La Faculté de droit de l’UdeM est partenaire avec la Chine depuis plus de 15 ans. Le président de la Commission des droits de la personne et des droits de la jeunesse (CDPDJ) et professeur émérite de l’UdeM, Jacques Frémont, est un membre initiateur de cette collaboration.« L’entente a commencé en 1998, moment où la Chine commençait à s’ouvrir à l’international, explique-t-il. Le projet initial était une formation de 15 mois pour une cohorte de juges chinois. »

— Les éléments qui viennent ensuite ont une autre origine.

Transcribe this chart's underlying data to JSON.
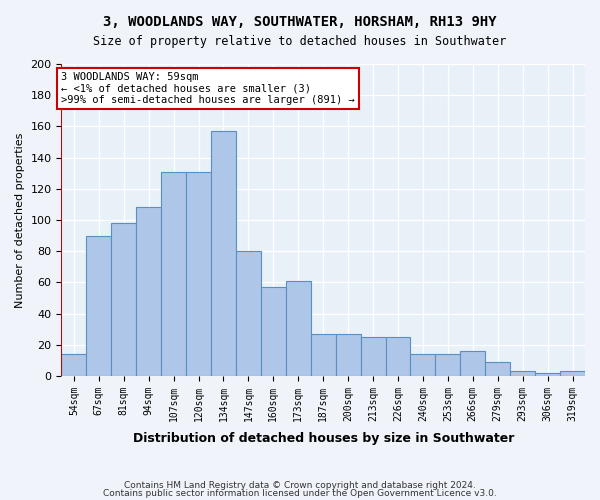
{
  "title": "3, WOODLANDS WAY, SOUTHWATER, HORSHAM, RH13 9HY",
  "subtitle": "Size of property relative to detached houses in Southwater",
  "xlabel": "Distribution of detached houses by size in Southwater",
  "ylabel": "Number of detached properties",
  "bar_labels": [
    "54sqm",
    "67sqm",
    "81sqm",
    "94sqm",
    "107sqm",
    "120sqm",
    "134sqm",
    "147sqm",
    "160sqm",
    "173sqm",
    "187sqm",
    "200sqm",
    "213sqm",
    "226sqm",
    "240sqm",
    "253sqm",
    "266sqm",
    "279sqm",
    "293sqm",
    "306sqm",
    "319sqm"
  ],
  "bar_values": [
    14,
    90,
    98,
    108,
    131,
    131,
    157,
    80,
    57,
    61,
    27,
    27,
    25,
    25,
    14,
    14,
    16,
    9,
    3,
    2,
    3
  ],
  "bar_color": "#aec6e8",
  "bar_edge_color": "#5a8fc2",
  "highlight_bar_index": 0,
  "highlight_color": "#ff0000",
  "annotation_text": "3 WOODLANDS WAY: 59sqm\n← <1% of detached houses are smaller (3)\n>99% of semi-detached houses are larger (891) →",
  "annotation_box_color": "#ffffff",
  "annotation_box_edge_color": "#cc0000",
  "ylim": [
    0,
    200
  ],
  "yticks": [
    0,
    20,
    40,
    60,
    80,
    100,
    120,
    140,
    160,
    180,
    200
  ],
  "background_color": "#e8f0f8",
  "grid_color": "#ffffff",
  "footer_line1": "Contains HM Land Registry data © Crown copyright and database right 2024.",
  "footer_line2": "Contains public sector information licensed under the Open Government Licence v3.0."
}
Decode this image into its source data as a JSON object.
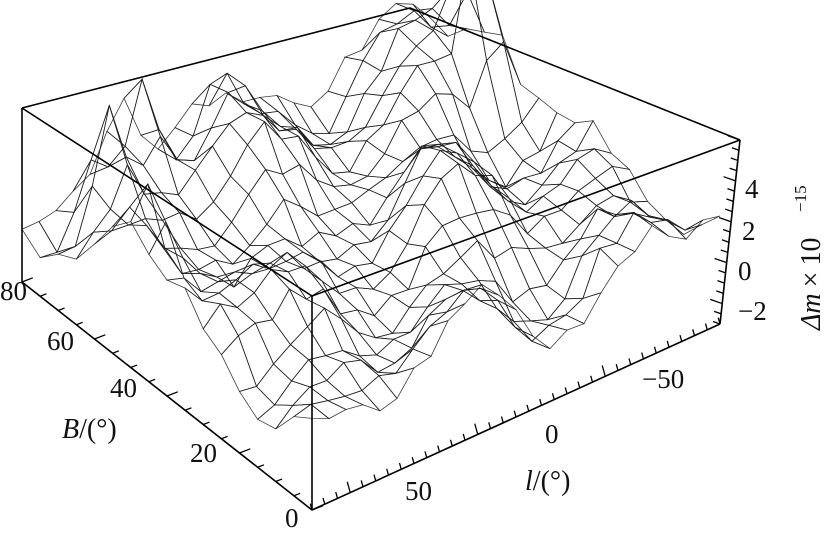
{
  "chart_data": {
    "type": "surface3d",
    "title": "",
    "x_axis": {
      "label": "l",
      "unit": "(°)",
      "ticks": [
        "50",
        "0",
        "−50"
      ],
      "tick_values": [
        50,
        0,
        -50
      ],
      "range": [
        80,
        -80
      ]
    },
    "y_axis": {
      "label": "B",
      "unit": "(°)",
      "ticks": [
        "0",
        "20",
        "40",
        "60",
        "80"
      ],
      "tick_values": [
        0,
        20,
        40,
        60,
        80
      ],
      "range": [
        0,
        80
      ]
    },
    "z_axis": {
      "label_symbol": "Δm",
      "label_times": "×",
      "label_base": "10",
      "label_exponent": "−15",
      "ticks": [
        "−2",
        "0",
        "2",
        "4"
      ],
      "tick_values": [
        -2,
        0,
        2,
        4
      ],
      "range": [
        -3,
        6
      ]
    },
    "surface": {
      "grid_l": 24,
      "grid_b": 16,
      "base_value": 0.6,
      "colors": [
        "#2b2fe0",
        "#5a5cf5",
        "#7fe84a",
        "#e8ff6a",
        "#f090d8",
        "#3b3bd0"
      ],
      "peaks": [
        {
          "l": -70,
          "b": 60,
          "dm": 5.5
        },
        {
          "l": 60,
          "b": 70,
          "dm": 4.0
        },
        {
          "l": 40,
          "b": 75,
          "dm": 3.2
        },
        {
          "l": 75,
          "b": 50,
          "dm": 3.8
        },
        {
          "l": 10,
          "b": 75,
          "dm": 2.5
        }
      ]
    }
  }
}
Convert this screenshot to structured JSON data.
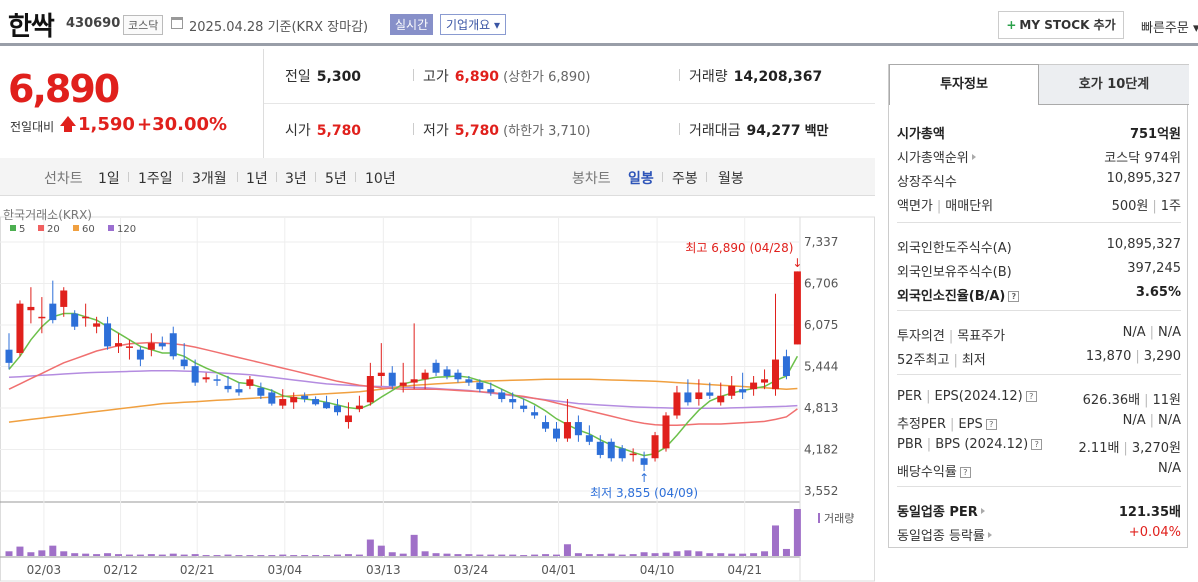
{
  "header": {
    "name": "한싹",
    "code": "430690",
    "market": "코스닥",
    "date": "2025.04.28  기준(KRX 장마감)",
    "realtime": "실시간",
    "overview": "기업개요 ▾",
    "mystock_plus": "+",
    "mystock": "MY STOCK 추가",
    "quick_order": "빠른주문 ▾"
  },
  "price": {
    "current": "6,890",
    "change_label": "전일대비",
    "change": "1,590",
    "change_pct": "+30.00%",
    "prev_close_label": "전일",
    "prev_close": "5,300",
    "high_label": "고가",
    "high": "6,890",
    "upper_limit": "(상한가 6,890)",
    "volume_label": "거래량",
    "volume": "14,208,367",
    "open_label": "시가",
    "open": "5,780",
    "low_label": "저가",
    "low": "5,780",
    "lower_limit": "(하한가 3,710)",
    "trade_value_label": "거래대금",
    "trade_value": "94,277",
    "trade_value_unit": "백만"
  },
  "period_bar": {
    "line_chart": "선차트",
    "periods": [
      "1일",
      "1주일",
      "3개월",
      "1년",
      "3년",
      "5년",
      "10년"
    ],
    "candle_chart": "봉차트",
    "candle_periods": [
      "일봉",
      "주봉",
      "월봉"
    ],
    "active_candle": "일봉"
  },
  "chart_data": {
    "type": "candlestick",
    "source": "한국거래소(KRX)",
    "ma_legend": [
      {
        "name": "5",
        "color": "#4caf50"
      },
      {
        "name": "20",
        "color": "#f06060"
      },
      {
        "name": "60",
        "color": "#f0a040"
      },
      {
        "name": "120",
        "color": "#9b6fd0"
      }
    ],
    "y_ticks": [
      "7,337",
      "6,706",
      "6,075",
      "5,444",
      "4,813",
      "4,182",
      "3,552"
    ],
    "ylim": [
      3552,
      7337
    ],
    "x_ticks": [
      "02/03",
      "02/12",
      "02/21",
      "03/04",
      "03/13",
      "03/24",
      "04/01",
      "04/10",
      "04/21"
    ],
    "max_label": "최고 6,890 (04/28)",
    "min_label": "최저 3,855 (04/09)",
    "volume_label": "거래량",
    "up_color": "#e0201c",
    "down_color": "#2d6fd8",
    "candles": [
      {
        "o": 5700,
        "h": 5950,
        "l": 5400,
        "c": 5500
      },
      {
        "o": 5650,
        "h": 6450,
        "l": 5600,
        "c": 6400
      },
      {
        "o": 6300,
        "h": 6650,
        "l": 6100,
        "c": 6350
      },
      {
        "o": 6200,
        "h": 6500,
        "l": 5950,
        "c": 6200
      },
      {
        "o": 6400,
        "h": 6750,
        "l": 6100,
        "c": 6150
      },
      {
        "o": 6350,
        "h": 6650,
        "l": 6200,
        "c": 6600
      },
      {
        "o": 6250,
        "h": 6300,
        "l": 6000,
        "c": 6050
      },
      {
        "o": 6200,
        "h": 6400,
        "l": 6050,
        "c": 6200
      },
      {
        "o": 6050,
        "h": 6200,
        "l": 5950,
        "c": 6100
      },
      {
        "o": 6100,
        "h": 6200,
        "l": 5700,
        "c": 5750
      },
      {
        "o": 5750,
        "h": 5950,
        "l": 5650,
        "c": 5800
      },
      {
        "o": 5750,
        "h": 5850,
        "l": 5550,
        "c": 5750
      },
      {
        "o": 5700,
        "h": 5750,
        "l": 5450,
        "c": 5550
      },
      {
        "o": 5700,
        "h": 5950,
        "l": 5600,
        "c": 5800
      },
      {
        "o": 5800,
        "h": 5900,
        "l": 5700,
        "c": 5750
      },
      {
        "o": 5950,
        "h": 6050,
        "l": 5550,
        "c": 5600
      },
      {
        "o": 5550,
        "h": 5800,
        "l": 5400,
        "c": 5450
      },
      {
        "o": 5450,
        "h": 5550,
        "l": 5150,
        "c": 5200
      },
      {
        "o": 5250,
        "h": 5350,
        "l": 5200,
        "c": 5280
      },
      {
        "o": 5250,
        "h": 5320,
        "l": 5150,
        "c": 5230
      },
      {
        "o": 5150,
        "h": 5300,
        "l": 5050,
        "c": 5100
      },
      {
        "o": 5100,
        "h": 5200,
        "l": 5000,
        "c": 5050
      },
      {
        "o": 5150,
        "h": 5300,
        "l": 5100,
        "c": 5250
      },
      {
        "o": 5120,
        "h": 5200,
        "l": 4950,
        "c": 5000
      },
      {
        "o": 5050,
        "h": 5100,
        "l": 4850,
        "c": 4880
      },
      {
        "o": 4850,
        "h": 5100,
        "l": 4800,
        "c": 4950
      },
      {
        "o": 4900,
        "h": 5050,
        "l": 4800,
        "c": 4980
      },
      {
        "o": 5000,
        "h": 5050,
        "l": 4900,
        "c": 4950
      },
      {
        "o": 4950,
        "h": 4990,
        "l": 4850,
        "c": 4870
      },
      {
        "o": 4900,
        "h": 5000,
        "l": 4800,
        "c": 4810
      },
      {
        "o": 4850,
        "h": 4950,
        "l": 4700,
        "c": 4750
      },
      {
        "o": 4600,
        "h": 4900,
        "l": 4500,
        "c": 4700
      },
      {
        "o": 4800,
        "h": 5000,
        "l": 4750,
        "c": 4850
      },
      {
        "o": 4900,
        "h": 5500,
        "l": 4850,
        "c": 5300
      },
      {
        "o": 5300,
        "h": 5800,
        "l": 5150,
        "c": 5350
      },
      {
        "o": 5350,
        "h": 5450,
        "l": 5100,
        "c": 5150
      },
      {
        "o": 5150,
        "h": 5500,
        "l": 5050,
        "c": 5200
      },
      {
        "o": 5200,
        "h": 6100,
        "l": 5100,
        "c": 5250
      },
      {
        "o": 5250,
        "h": 5400,
        "l": 5100,
        "c": 5350
      },
      {
        "o": 5500,
        "h": 5550,
        "l": 5300,
        "c": 5350
      },
      {
        "o": 5400,
        "h": 5450,
        "l": 5250,
        "c": 5300
      },
      {
        "o": 5350,
        "h": 5400,
        "l": 5200,
        "c": 5250
      },
      {
        "o": 5250,
        "h": 5300,
        "l": 5150,
        "c": 5200
      },
      {
        "o": 5200,
        "h": 5250,
        "l": 5050,
        "c": 5100
      },
      {
        "o": 5100,
        "h": 5200,
        "l": 5000,
        "c": 5050
      },
      {
        "o": 5050,
        "h": 5100,
        "l": 4900,
        "c": 4950
      },
      {
        "o": 4950,
        "h": 5050,
        "l": 4800,
        "c": 4900
      },
      {
        "o": 4850,
        "h": 4950,
        "l": 4750,
        "c": 4800
      },
      {
        "o": 4750,
        "h": 4850,
        "l": 4650,
        "c": 4700
      },
      {
        "o": 4600,
        "h": 4700,
        "l": 4450,
        "c": 4500
      },
      {
        "o": 4500,
        "h": 4600,
        "l": 4300,
        "c": 4350
      },
      {
        "o": 4350,
        "h": 4950,
        "l": 4300,
        "c": 4600
      },
      {
        "o": 4600,
        "h": 4700,
        "l": 4300,
        "c": 4400
      },
      {
        "o": 4400,
        "h": 4550,
        "l": 4250,
        "c": 4300
      },
      {
        "o": 4300,
        "h": 4400,
        "l": 4050,
        "c": 4100
      },
      {
        "o": 4300,
        "h": 4350,
        "l": 4000,
        "c": 4050
      },
      {
        "o": 4200,
        "h": 4250,
        "l": 4000,
        "c": 4050
      },
      {
        "o": 4100,
        "h": 4200,
        "l": 4000,
        "c": 4120
      },
      {
        "o": 4050,
        "h": 4150,
        "l": 3855,
        "c": 3950
      },
      {
        "o": 4050,
        "h": 4450,
        "l": 4000,
        "c": 4400
      },
      {
        "o": 4200,
        "h": 4750,
        "l": 4150,
        "c": 4700
      },
      {
        "o": 4700,
        "h": 5150,
        "l": 4650,
        "c": 5050
      },
      {
        "o": 5050,
        "h": 5250,
        "l": 4850,
        "c": 4900
      },
      {
        "o": 4950,
        "h": 5250,
        "l": 4850,
        "c": 5050
      },
      {
        "o": 5050,
        "h": 5200,
        "l": 4950,
        "c": 5000
      },
      {
        "o": 4900,
        "h": 5200,
        "l": 4850,
        "c": 5000
      },
      {
        "o": 5000,
        "h": 5300,
        "l": 4950,
        "c": 5150
      },
      {
        "o": 5100,
        "h": 5350,
        "l": 4950,
        "c": 5050
      },
      {
        "o": 5100,
        "h": 5300,
        "l": 5000,
        "c": 5200
      },
      {
        "o": 5200,
        "h": 5400,
        "l": 5100,
        "c": 5250
      },
      {
        "o": 5100,
        "h": 6550,
        "l": 5000,
        "c": 5550
      },
      {
        "o": 5600,
        "h": 5700,
        "l": 5250,
        "c": 5300
      },
      {
        "o": 5780,
        "h": 6890,
        "l": 5780,
        "c": 6890
      }
    ],
    "ma5": [
      5400,
      5600,
      5850,
      6050,
      6200,
      6250,
      6250,
      6200,
      6150,
      6050,
      5950,
      5850,
      5750,
      5700,
      5650,
      5650,
      5600,
      5500,
      5420,
      5350,
      5280,
      5200,
      5180,
      5130,
      5080,
      5000,
      4970,
      4950,
      4930,
      4900,
      4860,
      4820,
      4800,
      4870,
      4980,
      5080,
      5180,
      5220,
      5250,
      5280,
      5290,
      5300,
      5280,
      5230,
      5180,
      5100,
      5020,
      4950,
      4870,
      4770,
      4650,
      4560,
      4480,
      4420,
      4330,
      4250,
      4200,
      4140,
      4090,
      4120,
      4220,
      4400,
      4600,
      4780,
      4920,
      4990,
      5040,
      5080,
      5110,
      5140,
      5230,
      5300,
      5600
    ],
    "ma20": [
      5100,
      5180,
      5260,
      5340,
      5420,
      5500,
      5560,
      5620,
      5680,
      5720,
      5760,
      5790,
      5800,
      5810,
      5800,
      5790,
      5770,
      5740,
      5700,
      5660,
      5620,
      5580,
      5540,
      5500,
      5460,
      5420,
      5380,
      5340,
      5300,
      5260,
      5220,
      5190,
      5160,
      5140,
      5120,
      5110,
      5100,
      5100,
      5100,
      5100,
      5090,
      5080,
      5070,
      5060,
      5050,
      5030,
      5010,
      4990,
      4960,
      4930,
      4890,
      4850,
      4810,
      4770,
      4730,
      4690,
      4650,
      4610,
      4580,
      4560,
      4550,
      4550,
      4560,
      4570,
      4570,
      4570,
      4580,
      4590,
      4600,
      4610,
      4640,
      4680,
      4800
    ],
    "ma60": [
      4600,
      4620,
      4640,
      4660,
      4680,
      4700,
      4720,
      4740,
      4760,
      4780,
      4800,
      4820,
      4840,
      4860,
      4880,
      4890,
      4900,
      4910,
      4920,
      4930,
      4940,
      4950,
      4960,
      4970,
      4980,
      4990,
      5000,
      5010,
      5020,
      5030,
      5040,
      5050,
      5060,
      5080,
      5100,
      5120,
      5140,
      5160,
      5170,
      5180,
      5190,
      5200,
      5210,
      5220,
      5225,
      5230,
      5235,
      5240,
      5245,
      5250,
      5250,
      5250,
      5250,
      5250,
      5245,
      5240,
      5235,
      5230,
      5225,
      5220,
      5210,
      5200,
      5190,
      5180,
      5170,
      5160,
      5150,
      5140,
      5130,
      5120,
      5110,
      5100,
      5110
    ],
    "ma120": [
      5280,
      5290,
      5300,
      5310,
      5320,
      5330,
      5340,
      5350,
      5355,
      5360,
      5365,
      5370,
      5375,
      5380,
      5380,
      5380,
      5375,
      5370,
      5360,
      5350,
      5340,
      5330,
      5320,
      5300,
      5280,
      5260,
      5240,
      5220,
      5200,
      5180,
      5170,
      5160,
      5150,
      5145,
      5140,
      5135,
      5130,
      5125,
      5120,
      5110,
      5100,
      5090,
      5080,
      5060,
      5040,
      5020,
      5000,
      4980,
      4960,
      4940,
      4920,
      4900,
      4880,
      4870,
      4860,
      4850,
      4840,
      4830,
      4825,
      4820,
      4815,
      4810,
      4810,
      4810,
      4810,
      4810,
      4815,
      4820,
      4825,
      4830,
      4835,
      4840,
      4850
    ],
    "volumes": [
      0.1,
      0.2,
      0.08,
      0.12,
      0.22,
      0.1,
      0.06,
      0.05,
      0.04,
      0.06,
      0.04,
      0.03,
      0.03,
      0.04,
      0.03,
      0.05,
      0.03,
      0.04,
      0.02,
      0.02,
      0.03,
      0.02,
      0.02,
      0.02,
      0.02,
      0.03,
      0.02,
      0.02,
      0.02,
      0.02,
      0.03,
      0.04,
      0.03,
      0.35,
      0.22,
      0.08,
      0.05,
      0.45,
      0.1,
      0.06,
      0.05,
      0.04,
      0.04,
      0.03,
      0.03,
      0.03,
      0.03,
      0.02,
      0.03,
      0.04,
      0.03,
      0.25,
      0.06,
      0.04,
      0.04,
      0.05,
      0.03,
      0.04,
      0.08,
      0.06,
      0.07,
      0.1,
      0.12,
      0.1,
      0.06,
      0.06,
      0.05,
      0.05,
      0.06,
      0.1,
      0.65,
      0.15,
      1.0
    ]
  },
  "right_panel": {
    "tab_invest": "투자정보",
    "tab_order_book": "호가 10단계",
    "rows": [
      {
        "label": "시가총액",
        "value": "751억원",
        "bold": true
      },
      {
        "label": "시가총액순위",
        "value": "코스닥 974위",
        "arrow": true
      },
      {
        "label": "상장주식수",
        "value": "10,895,327"
      },
      {
        "label": "액면가",
        "label2": "매매단위",
        "value": "500원",
        "value2": "1주"
      },
      {
        "label": "외국인한도주식수(A)",
        "value": "10,895,327"
      },
      {
        "label": "외국인보유주식수(B)",
        "value": "397,245"
      },
      {
        "label": "외국인소진율(B/A)",
        "value": "3.65%",
        "bold": true,
        "help": true
      },
      {
        "label": "투자의견",
        "label2": "목표주가",
        "value": "N/A",
        "value2": "N/A"
      },
      {
        "label": "52주최고",
        "label2": "최저",
        "value": "13,870",
        "value2": "3,290"
      },
      {
        "label": "PER",
        "label2": "EPS(2024.12)",
        "value": "626.36배",
        "value2": "11원",
        "help": true
      },
      {
        "label": "추정PER",
        "label2": "EPS",
        "value": "N/A",
        "value2": "N/A",
        "help": true
      },
      {
        "label": "PBR",
        "label2": "BPS (2024.12)",
        "value": "2.11배",
        "value2": "3,270원",
        "help": true
      },
      {
        "label": "배당수익률",
        "value": "N/A",
        "help": true
      },
      {
        "label": "동일업종 PER",
        "value": "121.35배",
        "bold": true,
        "arrow": true
      },
      {
        "label": "동일업종 등락률",
        "value": "+0.04%",
        "arrow": true,
        "red": true
      }
    ]
  }
}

Cette initiative, proposée par le Programme des Nations Unies pour le développement (PNUD), était supervisée par la Cour populaire suprême de Chine et avait l’UdeM comme partenaire principal. Selon Jacques Frémont, à cette époque, il s’agissait d’une avancée importante pour l’empire du Milieu, dont le système juridique était en pleine mutation. « La Chine avait choisi le Canada et une relation de confiance s’est installée, précise le président de la CDPDJ. À ce moment-là, l’intérêt n’était pas économique, l’ambition était plutôt d’accompagner la Chine dans son éveil. »

Un pays en évolution

En 1998, la Chine s’ouvrait pour la première fois à un autre système judiciaire que le sien, il s’agissait donc d’une avancée importante. « L’approche anglo-saxonne que nous avons au Québec est basée sur un système dit “contradictoire” au contraire de celui qui est dit “inquisitoire” en Chine, souligne Jacques Frémont. Ici, la poursuite et la défense sont sur le même pied et cherchent à se contredire l’un l’autre. Ce système est souvent reconnu comme plus équitable pour les droits de la défense. »

Pendant plusieurs années, Jacques Frémont s’est rendu régulièrement en Chine pour y dispenser des cours de droit, et a constaté une évolution.« Il est certain que le système pénal chinois a beaucoup évolué en 15 ans, commente-t-il. Il n’y a pas beaucoup de pays dans le monde où les gens dans la rue disent que leur espace de liberté s’est accru au cours des années. »

Par ailleurs, les règles de droits internationaux ont été modifiées en 2001 avec l’entrée de la Chine dans l’Organisation mondiale du commerce. De plus, les droits de l’homme du pays ont été reconnus par la Constitution en 2004. « Toutefois, il est difficile de faire un lien de cause à effet entre la formation des juges chinois à l’Université de Montréal et les évolutions du droit dans le pays », soutient Marie-Claude Rigaud.

Malheureusement, Quartier Libre n’a pas pu obtenir l’autorisation de la part du Collège national des juges de la Cour suprême de Chine d’effectuer des entrevues avec les participants. Pour ce faire, Quartier Libre aurait dû livrer en avance le contenu exact des questions et de l’article pour qu’il soit approuvé. Cette pratique va toutefois à l’encontre des pratiques déontologiques du journal.